May was in good spirits
when they got back to the ward, something she’d thought in her early days at Ashburn she would never experience again. She yearned for the time when she could leave here and go home, but the homesickness had eased off a little now and was intermittent.
There was a letter for her on her locker. She could tell from the handwriting that it was from George, and her heart rose. Looking forward to reading it, she took it out to the porch and sat down in the shade in the glorious autumn weather, the low sun washing over the trees, which were a blaze of colour as the leaves turned. Opening the letter, she began to read.
Dear May
I hope you are getting better and that you will be coming home soon. Everyone here is missing you. I still call at the Pavilion regularly though not as often as when I was a delivery boy of course. Your mum and dad seem well though they’ll be even better when they have you home again.
I have some news that will probably surprise you. I can hardly believe it myself. The thing is, May, Betty and I are getting married. She is in the family way so we have to do it as soon as possible for the sake of her reputation. It isn’t what I had planned but it’s happened and I have to do right by her. We’ll be living at my place as her parents have thrown her out and banned her from the family. Obviously there will be a lot of gossip especially as we are both only sixteen. I expect Betty will write and tell you about it herself but I wanted you to hear it from me personally.
I hope you are not too ashamed of us and very much hope that you’ll feel able to stay friends.
Your dear friend,
George
May was too shocked to move. She just sat there staring unseeingly across the gardens, feeling totally betrayed. George and Betty had done that huge, mysterious, unmentionable thing together. May wasn’t ashamed of them, or disgusted; just heartbroken that it was Betty and not her. She had always thought it would be her and George. Betty had often flirted with him and they had all taken it to be just a bit of fun, but now it seemed as though it had been more than that. Pregnant at sixteen, though; she wondered how Betty felt about that.

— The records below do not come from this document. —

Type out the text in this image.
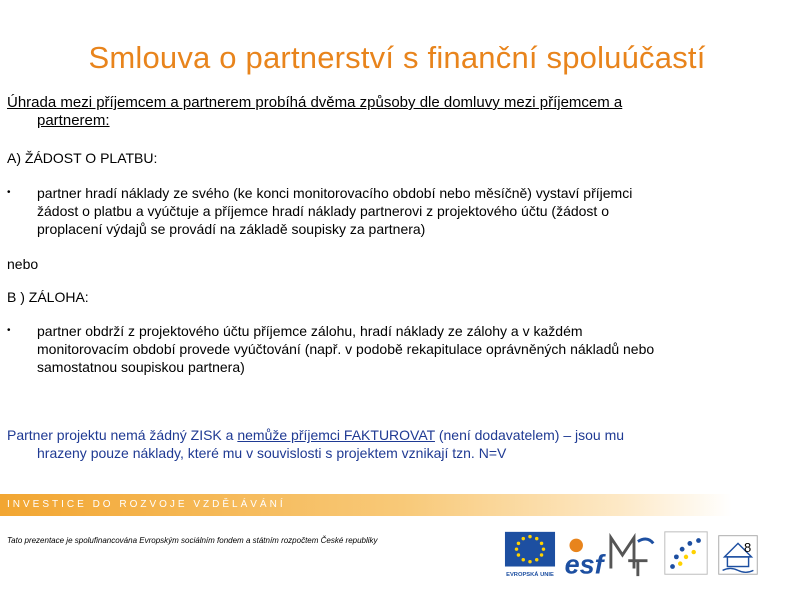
Smlouva o partnerství s finanční spoluúčastí
Úhrada mezi příjemcem a partnerem probíhá dvěma způsoby dle domluvy mezi příjemcem a
partnerem:
A) ŽÁDOST O PLATBU:
•	partner hradí náklady ze svého (ke konci monitorovacího období nebo měsíčně) vystaví příjemci
žádost o platbu a vyúčtuje a příjemce hradí náklady partnerovi z projektového účtu (žádost o
proplacení výdajů se provádí na základě soupisky za partnera)
nebo
B ) ZÁLOHA:
•	partner obdrží z projektového účtu příjemce zálohu, hradí náklady ze zálohy a v každém
monitorovacím období provede vyúčtování (např. v podobě rekapitulace oprávněných nákladů nebo
samostatnou soupiskou partnera)
Partner projektu nemá žádný ZISK a nemůže příjemci FAKTUROVAT (není dodavatelem) – jsou mu
hrazeny pouze náklady, které mu v souvislosti s projektem vznikají tzn. N=V
INVESTICE DO ROZVOJE VZDĚLÁVÁNÍ
Tato prezentace je spolufinancována Evropským sociálním fondem a státním rozpočtem České republiky
EVROPSKÁ UNIE esf
MŠMT
8
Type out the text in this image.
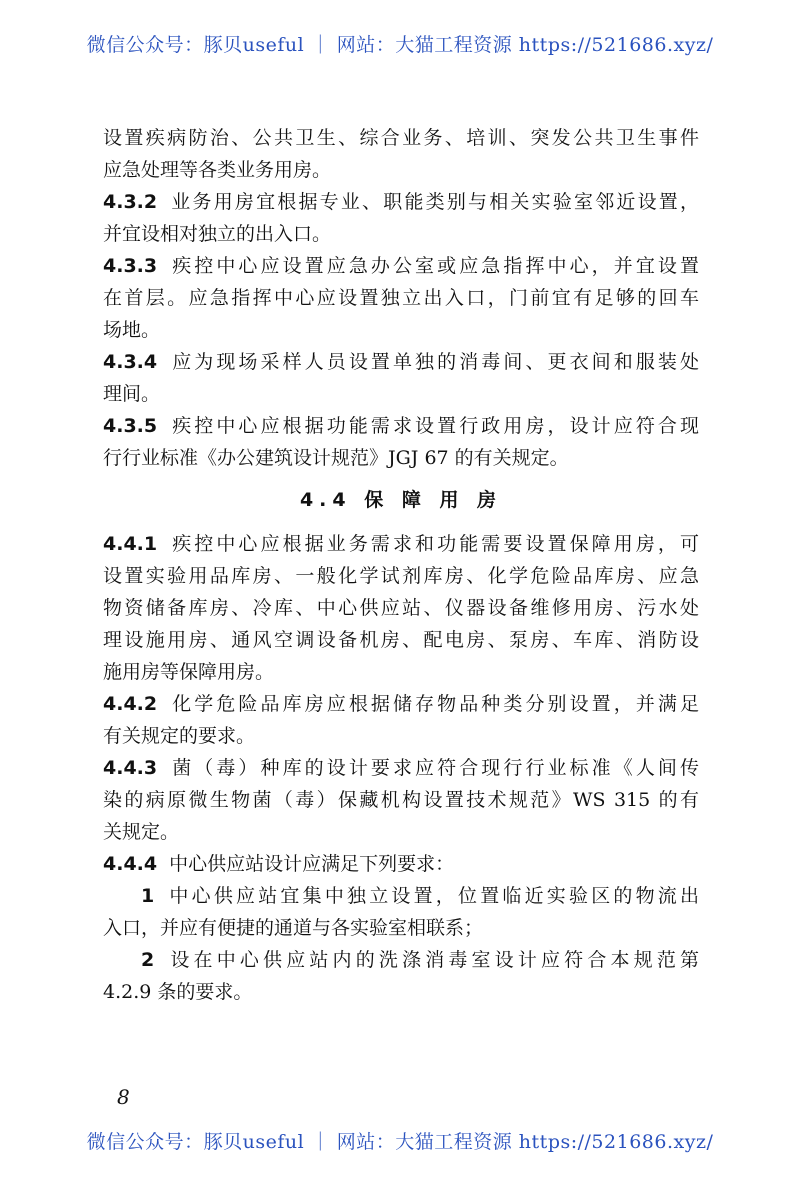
微信公众号：豚贝useful ｜ 网站：大猫工程资源 https://521686.xyz/
设置疾病防治、公共卫生、综合业务、培训、突发公共卫生事件
应急处理等各类业务用房。
4.3.2 业务用房宜根据专业、职能类别与相关实验室邻近设置，
并宜设相对独立的出入口。
4.3.3 疾控中心应设置应急办公室或应急指挥中心，并宜设置
在首层。应急指挥中心应设置独立出入口，门前宜有足够的回车
场地。
4.3.4 应为现场采样人员设置单独的消毒间、更衣间和服装处
理间。
4.3.5 疾控中心应根据功能需求设置行政用房，设计应符合现
行行业标准《办公建筑设计规范》JGJ 67 的有关规定。
4.4 保 障 用 房
4.4.1 疾控中心应根据业务需求和功能需要设置保障用房，可
设置实验用品库房、一般化学试剂库房、化学危险品库房、应急
物资储备库房、冷库、中心供应站、仪器设备维修用房、污水处
理设施用房、通风空调设备机房、配电房、泵房、车库、消防设
施用房等保障用房。
4.4.2 化学危险品库房应根据储存物品种类分别设置，并满足
有关规定的要求。
4.4.3 菌（毒）种库的设计要求应符合现行行业标准《人间传
染的病原微生物菌（毒）保藏机构设置技术规范》WS 315 的有
关规定。
4.4.4 中心供应站设计应满足下列要求：
1 中心供应站宜集中独立设置，位置临近实验区的物流出
入口，并应有便捷的通道与各实验室相联系；
2 设在中心供应站内的洗涤消毒室设计应符合本规范第
4.2.9 条的要求。
8
微信公众号：豚贝useful ｜ 网站：大猫工程资源 https://521686.xyz/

In an isolated place like Ashburn you became institutionalised and distant from the outside world. Now she realised that life beyond these rolling hills was moving on without her. It had to, of course. People didn’t stop living and progressing just because she was ill, and why should they take her into account when she wasn’t around? One thing was for sure, she had to end any romantic notions about George. He was going to be a married man. Even the thought seemed ludicrous, because he was still just a boy.